Clean Ocean Action’s Casey Shanley models the latest in environmental beachwear.
By SUE MORGAN
Piggybacking on the popularity of the dolphin pod that’s been in the Shrewsbury River since mid-June, Clean Ocean Action last week took aim at three proposals to create liquefied natural gas terminals off the Monmouth County coast.
With a private plane towing a “Help! Save the dolphins!” banner overhead, COA Executive Director Cindy Zipf and other speakers at the July 3 press conference on the Sea Bright boardwalk appealed to the public’s love of the frolicking marine mammals in an effort to sink the plans.

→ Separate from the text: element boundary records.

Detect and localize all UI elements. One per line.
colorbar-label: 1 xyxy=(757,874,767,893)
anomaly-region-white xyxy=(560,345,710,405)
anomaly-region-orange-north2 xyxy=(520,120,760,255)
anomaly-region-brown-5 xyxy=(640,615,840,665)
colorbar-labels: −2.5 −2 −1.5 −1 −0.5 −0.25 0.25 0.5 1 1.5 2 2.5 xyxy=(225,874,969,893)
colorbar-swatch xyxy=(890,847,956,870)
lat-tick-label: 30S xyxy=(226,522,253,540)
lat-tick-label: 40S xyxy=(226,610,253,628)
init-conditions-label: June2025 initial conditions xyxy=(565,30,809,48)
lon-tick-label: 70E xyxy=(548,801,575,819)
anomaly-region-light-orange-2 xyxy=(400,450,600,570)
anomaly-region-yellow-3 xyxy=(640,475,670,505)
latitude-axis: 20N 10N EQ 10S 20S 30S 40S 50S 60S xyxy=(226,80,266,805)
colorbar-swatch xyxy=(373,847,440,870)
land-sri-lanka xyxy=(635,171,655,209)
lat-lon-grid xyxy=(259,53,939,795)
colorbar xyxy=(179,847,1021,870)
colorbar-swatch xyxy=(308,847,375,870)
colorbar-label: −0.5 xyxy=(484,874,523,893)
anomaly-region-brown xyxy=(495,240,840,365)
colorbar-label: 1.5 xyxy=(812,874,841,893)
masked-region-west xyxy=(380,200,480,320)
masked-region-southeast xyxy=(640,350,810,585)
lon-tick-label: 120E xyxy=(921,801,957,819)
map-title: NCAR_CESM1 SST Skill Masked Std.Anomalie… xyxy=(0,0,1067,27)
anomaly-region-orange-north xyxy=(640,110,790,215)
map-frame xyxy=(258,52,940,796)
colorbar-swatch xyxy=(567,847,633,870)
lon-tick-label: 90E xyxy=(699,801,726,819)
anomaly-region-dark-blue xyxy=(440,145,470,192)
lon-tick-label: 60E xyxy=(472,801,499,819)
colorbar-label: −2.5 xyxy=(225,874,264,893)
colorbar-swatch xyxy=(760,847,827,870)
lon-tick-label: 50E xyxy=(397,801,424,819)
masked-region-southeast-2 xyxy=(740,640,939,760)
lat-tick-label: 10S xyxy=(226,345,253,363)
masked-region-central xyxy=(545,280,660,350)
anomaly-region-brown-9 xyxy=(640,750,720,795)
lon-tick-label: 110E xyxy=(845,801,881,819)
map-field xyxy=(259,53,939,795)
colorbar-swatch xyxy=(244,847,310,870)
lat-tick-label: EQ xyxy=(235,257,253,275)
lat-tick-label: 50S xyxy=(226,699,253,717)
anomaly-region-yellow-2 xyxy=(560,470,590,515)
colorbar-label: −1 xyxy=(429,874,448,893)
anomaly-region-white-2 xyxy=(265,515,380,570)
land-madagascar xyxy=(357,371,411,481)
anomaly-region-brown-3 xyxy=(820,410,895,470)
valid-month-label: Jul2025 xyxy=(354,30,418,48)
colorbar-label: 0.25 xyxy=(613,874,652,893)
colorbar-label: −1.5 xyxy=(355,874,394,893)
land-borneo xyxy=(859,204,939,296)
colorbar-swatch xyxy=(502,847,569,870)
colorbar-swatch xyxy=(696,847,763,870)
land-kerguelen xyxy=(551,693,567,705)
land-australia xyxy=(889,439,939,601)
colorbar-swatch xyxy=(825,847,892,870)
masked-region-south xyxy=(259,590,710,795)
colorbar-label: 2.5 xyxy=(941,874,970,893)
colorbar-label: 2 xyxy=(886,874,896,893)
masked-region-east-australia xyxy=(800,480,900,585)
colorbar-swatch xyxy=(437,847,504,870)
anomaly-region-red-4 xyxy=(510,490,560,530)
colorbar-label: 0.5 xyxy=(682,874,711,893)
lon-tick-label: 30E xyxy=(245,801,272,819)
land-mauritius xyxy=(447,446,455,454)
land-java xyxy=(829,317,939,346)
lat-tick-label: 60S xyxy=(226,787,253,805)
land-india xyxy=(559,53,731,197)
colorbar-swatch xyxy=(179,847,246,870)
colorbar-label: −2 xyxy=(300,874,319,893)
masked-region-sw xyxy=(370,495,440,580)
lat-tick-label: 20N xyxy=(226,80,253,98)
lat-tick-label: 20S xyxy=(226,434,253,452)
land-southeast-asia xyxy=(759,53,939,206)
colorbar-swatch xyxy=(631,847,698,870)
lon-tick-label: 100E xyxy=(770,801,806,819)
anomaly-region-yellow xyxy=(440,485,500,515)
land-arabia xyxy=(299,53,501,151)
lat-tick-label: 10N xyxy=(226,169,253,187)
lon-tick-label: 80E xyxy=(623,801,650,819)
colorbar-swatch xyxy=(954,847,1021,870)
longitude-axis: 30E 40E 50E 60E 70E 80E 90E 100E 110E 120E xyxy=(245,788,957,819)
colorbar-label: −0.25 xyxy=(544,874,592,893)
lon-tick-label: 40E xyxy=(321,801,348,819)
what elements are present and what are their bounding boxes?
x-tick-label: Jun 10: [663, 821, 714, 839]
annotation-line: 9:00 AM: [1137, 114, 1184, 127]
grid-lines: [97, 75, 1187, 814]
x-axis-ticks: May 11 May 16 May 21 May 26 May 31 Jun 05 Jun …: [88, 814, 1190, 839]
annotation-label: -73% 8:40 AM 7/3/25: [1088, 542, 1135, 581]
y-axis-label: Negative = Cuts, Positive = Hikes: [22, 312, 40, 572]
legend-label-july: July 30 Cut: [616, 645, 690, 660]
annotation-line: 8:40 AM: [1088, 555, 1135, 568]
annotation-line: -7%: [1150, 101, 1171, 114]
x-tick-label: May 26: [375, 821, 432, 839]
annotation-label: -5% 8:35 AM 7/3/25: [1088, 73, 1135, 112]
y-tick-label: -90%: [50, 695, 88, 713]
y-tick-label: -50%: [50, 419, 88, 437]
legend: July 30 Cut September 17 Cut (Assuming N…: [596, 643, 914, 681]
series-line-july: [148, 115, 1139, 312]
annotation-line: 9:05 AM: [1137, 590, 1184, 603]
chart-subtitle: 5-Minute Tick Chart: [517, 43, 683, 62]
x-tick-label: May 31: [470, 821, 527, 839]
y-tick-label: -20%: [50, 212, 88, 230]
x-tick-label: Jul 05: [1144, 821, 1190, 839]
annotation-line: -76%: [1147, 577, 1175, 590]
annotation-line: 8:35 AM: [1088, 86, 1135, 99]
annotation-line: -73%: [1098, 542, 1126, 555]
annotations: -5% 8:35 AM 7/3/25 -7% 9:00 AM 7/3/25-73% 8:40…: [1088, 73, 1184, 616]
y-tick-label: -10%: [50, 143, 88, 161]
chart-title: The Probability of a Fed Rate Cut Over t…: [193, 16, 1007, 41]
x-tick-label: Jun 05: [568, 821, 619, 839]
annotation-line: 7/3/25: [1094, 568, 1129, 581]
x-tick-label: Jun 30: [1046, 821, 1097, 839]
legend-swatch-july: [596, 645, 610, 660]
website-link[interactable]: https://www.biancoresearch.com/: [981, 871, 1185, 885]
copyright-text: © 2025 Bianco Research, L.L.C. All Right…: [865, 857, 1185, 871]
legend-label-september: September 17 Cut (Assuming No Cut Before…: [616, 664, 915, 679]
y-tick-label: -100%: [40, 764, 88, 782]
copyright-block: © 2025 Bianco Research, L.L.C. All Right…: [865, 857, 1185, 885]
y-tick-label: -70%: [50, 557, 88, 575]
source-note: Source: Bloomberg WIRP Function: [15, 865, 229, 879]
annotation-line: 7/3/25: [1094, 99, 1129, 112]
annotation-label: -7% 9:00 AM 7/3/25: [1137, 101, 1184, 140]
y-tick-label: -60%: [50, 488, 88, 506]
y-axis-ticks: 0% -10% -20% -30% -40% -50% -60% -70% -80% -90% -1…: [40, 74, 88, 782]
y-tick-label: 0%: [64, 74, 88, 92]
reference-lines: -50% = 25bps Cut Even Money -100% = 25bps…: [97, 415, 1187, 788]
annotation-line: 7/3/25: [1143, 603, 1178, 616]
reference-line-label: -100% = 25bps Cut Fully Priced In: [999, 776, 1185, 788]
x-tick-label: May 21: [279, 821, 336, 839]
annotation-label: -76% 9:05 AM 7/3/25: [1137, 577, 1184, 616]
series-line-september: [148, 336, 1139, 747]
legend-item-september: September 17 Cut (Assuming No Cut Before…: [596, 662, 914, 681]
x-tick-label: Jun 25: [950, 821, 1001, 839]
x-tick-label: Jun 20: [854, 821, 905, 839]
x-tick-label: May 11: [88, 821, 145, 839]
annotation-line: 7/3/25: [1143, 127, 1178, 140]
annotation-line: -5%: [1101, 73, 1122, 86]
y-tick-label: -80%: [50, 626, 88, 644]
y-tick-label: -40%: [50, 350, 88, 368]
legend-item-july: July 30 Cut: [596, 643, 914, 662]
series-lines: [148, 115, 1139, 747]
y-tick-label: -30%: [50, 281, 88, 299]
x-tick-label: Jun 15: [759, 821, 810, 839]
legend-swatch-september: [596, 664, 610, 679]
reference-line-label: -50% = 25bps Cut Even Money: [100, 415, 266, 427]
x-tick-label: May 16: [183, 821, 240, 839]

One proposal, by the Atlantic Sea Island Group, calls for a manmade island terminal to be built in the Atlantic Ocean 19 miles off east of Sea Bright for the ‘regasification’ of liquified natural gas. Two other companies have proposed similar operations off Asbury Park and Manasquan.
The proposals, as well as the unusual presence of some 15 to 20 Atlantic bottlenose dolphins swimming nearby, served as ammunition for Zipf and other speakers. COA, a consortium of about 125 organizations, claims construction of the island will “harass” some 1,000 dolphins and whales, and disrupt the lives of 700 such animals each year of operation.
Yes, the ocean and other waterways are cleaner than they were more than 25 years ago, when COA began its mission to end ocean dumping, Zipf acknowledged. However, until federal laws prohibiting the creation of LNG terminals and offshore drilling are on the books, some individual or corporation will always entertain the notion of industrializing the ocean for profits, she noted.
“People will always continue to find destructive things to do to the ocean,” she said.